SageMaker ML Pipeline

A data science team builds an ML pipeline for iris flower classification. Container images are built through CI/CD pipelines - not locally. Source code lands in CodeCommit, CodePipeline triggers CodeBuild to build Docker images with privileged_mode = true, and the resulting images are pushed to ECR. SageMaker then trains models using those images, deploys inference endpoints backed by running Docker containers, and serves real predictions via SageMaker Runtime. This scenario validates the full SageMaker lifecycle integrated with the CI/CD toolchain.

Services

Service	Role
SageMaker	Model, EndpointConfig, Endpoint, TrainingJob, ProcessingJob, TransformJob
SageMaker Runtime	InvokeEndpoint with request proxying to Docker-hosted inference container
ECR	Training image repository, inference image repository
CodeCommit	Training source repo, inference source repo
CodeBuild	Docker image builds with `privileged_mode = true` for both training and inference
CodePipeline	Source-to-Build pipelines for training and inference images
IAM	SageMaker execution role, CodeBuild role, CodePipeline role
S3	Training data bucket (iris CSV), model artifacts bucket, pipeline artifact bucket

Architecture

CodeCommit (training src)     CodeCommit (inference src)
        |                               |
   CodePipeline                    CodePipeline
        |                               |
   CodeBuild                       CodeBuild
   (docker build)                  (docker build)
        |                               |
   ECR (training image)           ECR (inference image)
                    \                 /
                     \               /
                  SageMaker Training Job
                  (ECR training image -> Docker container)
                  (reads CSV from S3 /opt/ml/input/)
                  (writes model.json to S3 /opt/ml/model/)
                          |
                    SageMaker Model
                    (ECR inference image)
                          |
                  SageMaker EndpointConfig
                  (production variant: "primary")
                          |
                  SageMaker Endpoint (InService)
                  (Docker inference container running)
                          |
             SageMaker Runtime InvokeEndpoint
             (POST /invocations -> prediction response)

What This Validates

CI/CD-driven container image builds landing in ECR before SageMaker resource creation
SageMaker training jobs backed by real Docker containers reading from S3 and writing artifacts
Endpoint deployment transitioning through Creating to InService with a live Docker container
Real-time inference via SageMaker Runtime proxying requests to the Docker-hosted inference server
Mid-flight training job stop reaching Stopped status
Endpoint update swapping the model config and returning to InService
Processing jobs and batch transform jobs completing with correct state transitions
Duplicate model name rejection (ResourceInUse) and missing resource errors
Full observability: training duration metrics, endpoint modification timestamps, tag round-trips

Application

Training container

A Python script implementing the SageMaker training contract.
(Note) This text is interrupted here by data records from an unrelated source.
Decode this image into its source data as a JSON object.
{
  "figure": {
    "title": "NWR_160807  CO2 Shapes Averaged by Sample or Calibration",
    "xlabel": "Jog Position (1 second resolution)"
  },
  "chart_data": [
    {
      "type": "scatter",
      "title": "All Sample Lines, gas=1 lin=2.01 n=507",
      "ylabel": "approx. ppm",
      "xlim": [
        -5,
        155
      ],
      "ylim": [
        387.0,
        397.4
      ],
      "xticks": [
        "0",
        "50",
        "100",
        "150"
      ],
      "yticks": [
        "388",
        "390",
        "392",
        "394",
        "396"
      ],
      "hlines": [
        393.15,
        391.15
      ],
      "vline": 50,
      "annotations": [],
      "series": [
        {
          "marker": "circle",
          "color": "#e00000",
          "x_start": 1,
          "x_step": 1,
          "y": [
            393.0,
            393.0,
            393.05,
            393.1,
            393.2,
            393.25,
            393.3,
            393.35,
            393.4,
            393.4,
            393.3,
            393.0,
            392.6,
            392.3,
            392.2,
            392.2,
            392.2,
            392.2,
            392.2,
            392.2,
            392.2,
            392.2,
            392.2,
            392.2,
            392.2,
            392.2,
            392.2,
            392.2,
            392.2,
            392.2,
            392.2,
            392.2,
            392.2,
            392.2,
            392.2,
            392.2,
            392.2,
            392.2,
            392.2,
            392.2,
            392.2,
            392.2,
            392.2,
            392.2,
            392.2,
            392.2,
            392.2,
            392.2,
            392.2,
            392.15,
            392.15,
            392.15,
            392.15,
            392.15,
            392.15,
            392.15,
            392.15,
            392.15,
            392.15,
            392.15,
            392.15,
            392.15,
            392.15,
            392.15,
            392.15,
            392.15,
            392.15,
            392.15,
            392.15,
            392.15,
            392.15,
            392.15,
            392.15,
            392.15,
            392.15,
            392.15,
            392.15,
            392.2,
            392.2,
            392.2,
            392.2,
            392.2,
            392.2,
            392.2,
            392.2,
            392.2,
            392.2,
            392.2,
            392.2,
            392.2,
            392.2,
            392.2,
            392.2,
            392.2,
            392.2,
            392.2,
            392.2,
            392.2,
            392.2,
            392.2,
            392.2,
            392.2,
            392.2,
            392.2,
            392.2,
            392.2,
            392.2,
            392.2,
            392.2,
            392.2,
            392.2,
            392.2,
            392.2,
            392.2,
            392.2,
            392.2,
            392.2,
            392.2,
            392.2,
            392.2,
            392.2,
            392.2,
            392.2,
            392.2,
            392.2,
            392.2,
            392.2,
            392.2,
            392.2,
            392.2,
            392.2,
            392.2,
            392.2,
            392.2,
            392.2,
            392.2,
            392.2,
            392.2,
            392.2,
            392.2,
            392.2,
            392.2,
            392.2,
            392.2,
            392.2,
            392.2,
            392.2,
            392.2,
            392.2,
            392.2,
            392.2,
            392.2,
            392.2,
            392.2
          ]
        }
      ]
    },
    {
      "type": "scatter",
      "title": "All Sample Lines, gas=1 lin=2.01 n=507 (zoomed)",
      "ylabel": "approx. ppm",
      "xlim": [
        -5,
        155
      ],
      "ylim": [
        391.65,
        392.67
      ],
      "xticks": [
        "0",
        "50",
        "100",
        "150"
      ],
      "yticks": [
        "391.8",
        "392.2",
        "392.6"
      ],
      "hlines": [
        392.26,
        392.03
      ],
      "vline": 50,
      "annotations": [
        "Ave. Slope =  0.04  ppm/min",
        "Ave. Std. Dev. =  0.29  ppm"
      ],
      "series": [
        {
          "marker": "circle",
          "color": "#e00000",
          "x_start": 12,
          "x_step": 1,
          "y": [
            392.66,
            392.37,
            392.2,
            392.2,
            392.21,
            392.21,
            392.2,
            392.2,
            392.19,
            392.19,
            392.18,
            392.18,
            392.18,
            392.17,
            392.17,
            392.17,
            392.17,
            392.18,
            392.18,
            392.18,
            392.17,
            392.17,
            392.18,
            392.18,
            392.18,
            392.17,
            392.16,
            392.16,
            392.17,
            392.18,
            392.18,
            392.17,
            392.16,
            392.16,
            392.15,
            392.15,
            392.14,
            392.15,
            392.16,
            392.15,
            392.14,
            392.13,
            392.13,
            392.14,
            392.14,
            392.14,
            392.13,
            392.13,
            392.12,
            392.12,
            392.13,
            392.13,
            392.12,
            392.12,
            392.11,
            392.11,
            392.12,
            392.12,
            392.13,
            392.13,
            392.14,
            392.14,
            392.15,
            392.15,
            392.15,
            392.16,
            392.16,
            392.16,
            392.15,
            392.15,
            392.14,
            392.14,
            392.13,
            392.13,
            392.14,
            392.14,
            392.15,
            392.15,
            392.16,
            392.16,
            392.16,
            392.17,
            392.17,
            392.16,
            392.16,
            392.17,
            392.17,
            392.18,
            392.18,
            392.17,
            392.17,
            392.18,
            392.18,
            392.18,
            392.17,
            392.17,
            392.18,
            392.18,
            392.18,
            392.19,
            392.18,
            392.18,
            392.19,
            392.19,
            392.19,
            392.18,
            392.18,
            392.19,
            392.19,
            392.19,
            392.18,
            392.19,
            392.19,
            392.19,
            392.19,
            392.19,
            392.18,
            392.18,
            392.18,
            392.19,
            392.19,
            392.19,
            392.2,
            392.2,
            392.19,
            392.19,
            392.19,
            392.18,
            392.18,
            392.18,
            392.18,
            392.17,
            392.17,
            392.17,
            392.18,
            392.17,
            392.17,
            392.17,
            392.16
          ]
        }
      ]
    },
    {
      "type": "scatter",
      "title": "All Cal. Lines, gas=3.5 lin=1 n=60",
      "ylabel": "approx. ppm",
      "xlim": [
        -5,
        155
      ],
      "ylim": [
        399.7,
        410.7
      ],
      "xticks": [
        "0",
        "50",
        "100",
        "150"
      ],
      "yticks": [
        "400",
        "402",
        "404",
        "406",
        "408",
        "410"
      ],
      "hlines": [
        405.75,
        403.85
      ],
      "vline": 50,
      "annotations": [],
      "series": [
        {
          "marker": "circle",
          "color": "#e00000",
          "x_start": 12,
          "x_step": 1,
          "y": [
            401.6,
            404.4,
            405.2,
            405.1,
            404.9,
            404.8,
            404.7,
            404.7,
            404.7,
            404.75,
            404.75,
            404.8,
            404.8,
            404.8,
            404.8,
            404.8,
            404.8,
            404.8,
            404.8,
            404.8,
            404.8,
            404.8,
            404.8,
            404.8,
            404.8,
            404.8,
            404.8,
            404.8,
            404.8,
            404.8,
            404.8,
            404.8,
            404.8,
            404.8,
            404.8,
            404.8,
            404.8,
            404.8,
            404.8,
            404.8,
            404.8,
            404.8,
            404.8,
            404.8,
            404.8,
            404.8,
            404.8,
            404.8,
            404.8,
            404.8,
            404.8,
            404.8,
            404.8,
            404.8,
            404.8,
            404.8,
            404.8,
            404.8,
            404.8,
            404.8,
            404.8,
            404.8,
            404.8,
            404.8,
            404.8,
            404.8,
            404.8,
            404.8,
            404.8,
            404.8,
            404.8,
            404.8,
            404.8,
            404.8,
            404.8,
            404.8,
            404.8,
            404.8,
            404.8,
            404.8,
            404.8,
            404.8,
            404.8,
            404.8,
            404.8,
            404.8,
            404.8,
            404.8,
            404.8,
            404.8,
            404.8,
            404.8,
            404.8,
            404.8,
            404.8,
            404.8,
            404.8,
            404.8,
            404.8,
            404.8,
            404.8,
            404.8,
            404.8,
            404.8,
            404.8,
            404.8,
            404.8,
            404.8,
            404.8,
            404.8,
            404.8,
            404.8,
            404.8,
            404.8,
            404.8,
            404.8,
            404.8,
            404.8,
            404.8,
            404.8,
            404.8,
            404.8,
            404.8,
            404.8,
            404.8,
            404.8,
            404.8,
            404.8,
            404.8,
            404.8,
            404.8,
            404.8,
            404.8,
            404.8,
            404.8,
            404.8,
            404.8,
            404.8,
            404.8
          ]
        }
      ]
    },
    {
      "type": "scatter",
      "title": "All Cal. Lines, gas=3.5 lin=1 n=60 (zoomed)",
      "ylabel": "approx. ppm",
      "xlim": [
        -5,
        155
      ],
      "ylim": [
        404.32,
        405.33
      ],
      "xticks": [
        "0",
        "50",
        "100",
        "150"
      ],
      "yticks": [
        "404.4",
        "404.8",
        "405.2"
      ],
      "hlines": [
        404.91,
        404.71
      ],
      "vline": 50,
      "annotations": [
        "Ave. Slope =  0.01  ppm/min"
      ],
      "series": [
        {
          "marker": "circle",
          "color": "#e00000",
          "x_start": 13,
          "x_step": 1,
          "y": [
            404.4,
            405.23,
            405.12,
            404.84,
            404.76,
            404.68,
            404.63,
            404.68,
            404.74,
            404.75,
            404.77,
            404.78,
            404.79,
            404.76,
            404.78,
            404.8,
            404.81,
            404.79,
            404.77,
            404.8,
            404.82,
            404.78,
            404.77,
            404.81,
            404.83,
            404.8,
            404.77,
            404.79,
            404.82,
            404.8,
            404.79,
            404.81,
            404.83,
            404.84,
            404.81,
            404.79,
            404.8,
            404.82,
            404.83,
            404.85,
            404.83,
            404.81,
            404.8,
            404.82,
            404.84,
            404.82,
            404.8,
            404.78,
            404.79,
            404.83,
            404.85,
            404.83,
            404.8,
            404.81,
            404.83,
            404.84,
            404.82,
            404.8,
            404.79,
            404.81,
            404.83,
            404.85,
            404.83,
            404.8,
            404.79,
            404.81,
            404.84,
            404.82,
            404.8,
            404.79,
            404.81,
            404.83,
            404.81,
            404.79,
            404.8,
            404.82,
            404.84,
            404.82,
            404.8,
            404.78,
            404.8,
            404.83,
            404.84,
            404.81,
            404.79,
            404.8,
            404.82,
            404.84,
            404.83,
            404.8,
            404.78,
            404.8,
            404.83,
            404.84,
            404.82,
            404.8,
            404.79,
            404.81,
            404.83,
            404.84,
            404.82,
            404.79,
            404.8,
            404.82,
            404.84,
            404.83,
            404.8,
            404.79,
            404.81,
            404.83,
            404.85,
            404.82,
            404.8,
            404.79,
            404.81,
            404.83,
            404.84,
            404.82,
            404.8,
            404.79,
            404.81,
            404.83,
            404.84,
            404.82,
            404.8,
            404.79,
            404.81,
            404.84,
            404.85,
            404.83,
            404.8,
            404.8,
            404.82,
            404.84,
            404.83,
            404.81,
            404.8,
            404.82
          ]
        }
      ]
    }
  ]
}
It reads a CSV dataset from /opt/ml/input/data/train/, computes per-class feature centroids as a nearest-centroid model, writes model.json to /opt/ml/model/, and exits with code 0 on success.

Inference container

A Python HTTP server implementing the SageMaker inference contract:

Method	Path	Description
`GET`	`/ping`	Health check - returns 200 OK
`POST`	`/invocations`	Accepts `{"features": [sepal_length, sepal_width, petal_length, petal_width]}`, returns `{"prediction": "species", "features": [...]}`

Test Coverage

Tests run across four scripts: smoke checks (model ARN, EndpointConfig variant count, endpoint InService status, training data in S3, images in ECR), integration tests (training lifecycle, training stop, real-time inference, endpoint update, list operations, processing job, batch transform, error handling), CI/CD tests (pipeline execution status, CodeCommit repository existence, ECR image presence), and observability tests (tag round-trips, training duration after completion, endpoint LastModifiedTime change after update).